The same dynamic emerges at the organizational level. Public healthcare providers face significant pressure on production costs and increasing dependence on transfers from higher-level entities, which do not directly correspond to the volume and mix of services delivered. In large public hospital organizations, for example, services account for about 61% of the value of production (with variability ranging from 42% to 76%), while the remaining share is effectively supported by transfers.

These elements risk entrenching a divergence between financial balance (ensured by “extra” funding sources) and the economic balance of organizations, that is, their actual capacity to generate productivity and efficiency. This creates an uneven competitive environment among organizations (with greater or lesser efficiency largely not reflected) and risks undermining the very logic of corporatization, which is based on managerial autonomy and accountability for results.

Policy workstreams for governing the system

There are three possible governance logics that can be activated to reinvigorate incentives for increasing the value generated by regions and organizations.

A first, now well-established logic is to act on the control of production factors. This input-based control ensures alignment between spending and available resources but does not generate incentives to improve efficiency or to truly transform services.
A second logic should push toward the activation of resource reallocation processes that support innovation and transformation in service delivery models. Consistently, a third logic should promote overcoming the current “service-based” approach in favor of care pathways aligned with the growing prevalence of chronic conditions and socio-health needs, defining clear priorities in terms of target populations and sustainable levels of care intensity.

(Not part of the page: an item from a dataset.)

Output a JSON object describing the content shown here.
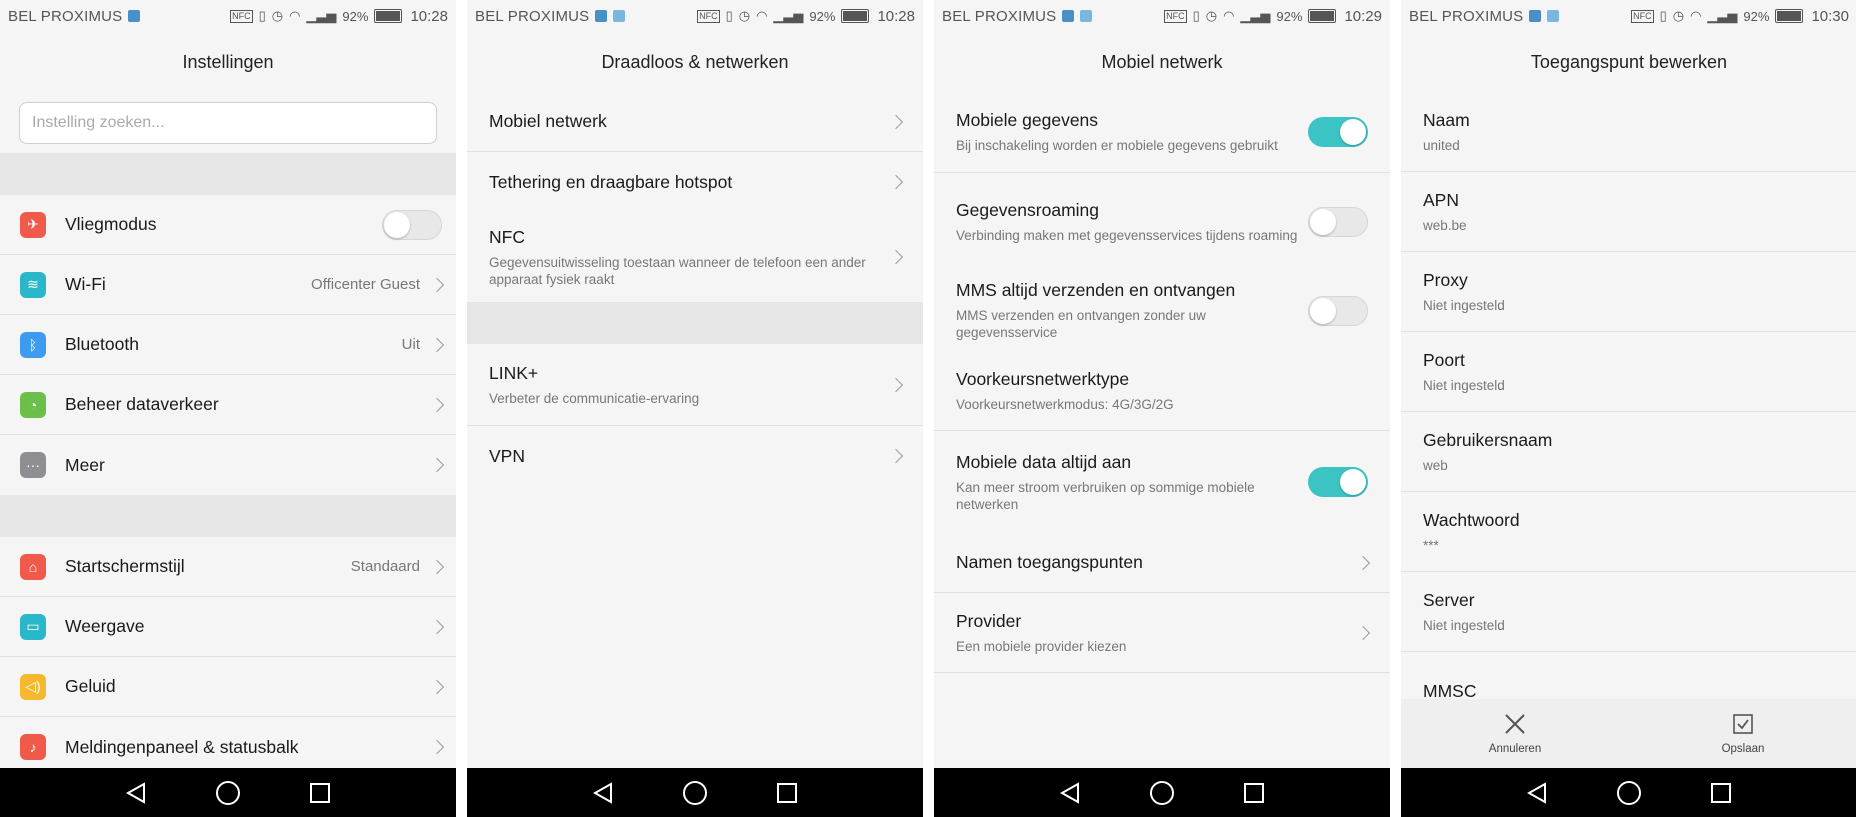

These three logics must coexist, striking a balance among the forces that combine overall spending control, reallocation, and innovation in service and work models. Promoting bundled care approaches remains a complex task in a system that is not accustomed to operating across silos. From this perspective, it is worth asking what the “places” and “levels” of innovation might be—namely which territories, actors (regional level, healthcare organizations, districts), and professional roles (top or middle management, healthcare professionals) are capable of leading and spreading effective change processes. At the same time, we must reflect on which metrics the SSN needs today, moving beyond a service-based approach in order to better capture how services function, their critical issues, and the system’s capacity to address them.

Alessandro Furnari, Elisabetta Notarnicola, Giordana Puritani, Alberto Ricci, Silvia Rota. “La spesa sanitaria e i costi dei servizi: composizione ed evoluzione nella prospettiva nazionale, regionale ed aziendale.” (Health expenditure and service costs: composition and evolution from national, regional, and organizational perspectives). In Rapporto OASI 2025 (in Italian).